The proposed regulations, considered by state officials to be the most stringent in the country, were announced on Friday in response to a law that Gov. Jerry Brown signed in September.
Companies would also be required to disclose the chemicals used and acquire permits before they start hydraulic fracturing, or fracking. The rules go into effect in 2015, but there will be emergency regulations that companies would have to comply with beginning in January.
Fracking involves pumping huge amounts of water, sand and chemicals into deep rock formations to release oil or natural gas. Other well stimulation techniques use acid to break apart oil-rich formations. While the state oversees oil wells, there have not been specific rules for fracking, which has been going on for decades in California.
Some environmentalists contend the proposed rules don’t go far enough and want a fracking ban until regulators can study whether there are risks to public health.

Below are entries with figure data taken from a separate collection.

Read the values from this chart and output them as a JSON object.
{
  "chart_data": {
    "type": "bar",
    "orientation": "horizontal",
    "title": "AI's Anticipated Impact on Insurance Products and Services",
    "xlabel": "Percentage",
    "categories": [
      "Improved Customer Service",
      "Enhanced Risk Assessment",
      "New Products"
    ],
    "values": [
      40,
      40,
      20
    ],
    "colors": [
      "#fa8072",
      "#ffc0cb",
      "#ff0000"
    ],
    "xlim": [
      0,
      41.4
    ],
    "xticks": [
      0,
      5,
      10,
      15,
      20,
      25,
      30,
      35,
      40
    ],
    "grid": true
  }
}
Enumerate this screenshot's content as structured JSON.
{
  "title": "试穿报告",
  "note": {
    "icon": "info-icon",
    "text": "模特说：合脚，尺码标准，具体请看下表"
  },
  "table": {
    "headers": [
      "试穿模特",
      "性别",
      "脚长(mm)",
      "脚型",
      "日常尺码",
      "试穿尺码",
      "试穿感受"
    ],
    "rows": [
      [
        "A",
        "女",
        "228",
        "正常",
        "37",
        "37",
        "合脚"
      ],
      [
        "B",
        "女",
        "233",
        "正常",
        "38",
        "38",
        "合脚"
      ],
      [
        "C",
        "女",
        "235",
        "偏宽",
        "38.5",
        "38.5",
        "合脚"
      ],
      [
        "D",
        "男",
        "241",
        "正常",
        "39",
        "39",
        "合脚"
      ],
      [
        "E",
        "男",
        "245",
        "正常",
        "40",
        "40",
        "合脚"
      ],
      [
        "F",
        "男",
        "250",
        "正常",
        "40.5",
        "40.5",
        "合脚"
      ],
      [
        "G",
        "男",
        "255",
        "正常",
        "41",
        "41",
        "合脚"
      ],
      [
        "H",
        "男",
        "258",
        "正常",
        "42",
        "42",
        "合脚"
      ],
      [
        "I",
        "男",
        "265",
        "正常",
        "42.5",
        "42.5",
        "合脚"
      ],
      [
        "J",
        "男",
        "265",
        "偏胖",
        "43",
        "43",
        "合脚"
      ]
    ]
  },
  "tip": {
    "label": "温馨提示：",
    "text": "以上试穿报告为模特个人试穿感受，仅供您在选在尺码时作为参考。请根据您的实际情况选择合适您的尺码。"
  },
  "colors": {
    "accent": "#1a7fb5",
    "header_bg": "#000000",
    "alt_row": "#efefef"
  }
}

“We want a timeout,” said Kathryn Phillips, state director of the Sierra Club told the Los Angeles Times (http://lat.ms/I798O5 ) in Saturday’s editions.
“At best, these regulations can be described as a mixed bag,” she said. “At worst, they provide another example of an agency’s continued deference to a regulated entity, even at the expense of public health and the environment.”
Other environmentalists said some oversight is better than none.
“There are some good provisions from our very preliminary review,” Bill Allayaud of the Environmental Working Group told the newspaper.
Fracking supporters said the rules provide a framework to explore the Monterey Shale, vast formation that extends from California’s Central Valley farmlands to offshore and could ultimately comprise two-thirds of the nation’s shale oil reserves.
“These regulations are extensive but strike the right balance,” Catherine Reheis-Boyd, president of the Western States Petroleum Association, told the Times.
Under the draft rules, state environmental officials will team with air quality regulators and regional water boards to track potential problems after a job. Wells would also be monitored before and after fracking and some of the chemicals used to stimulate wells would be posted online.
State officials will hold a 60-day public comment period with hearings scheduled in several cities around the same.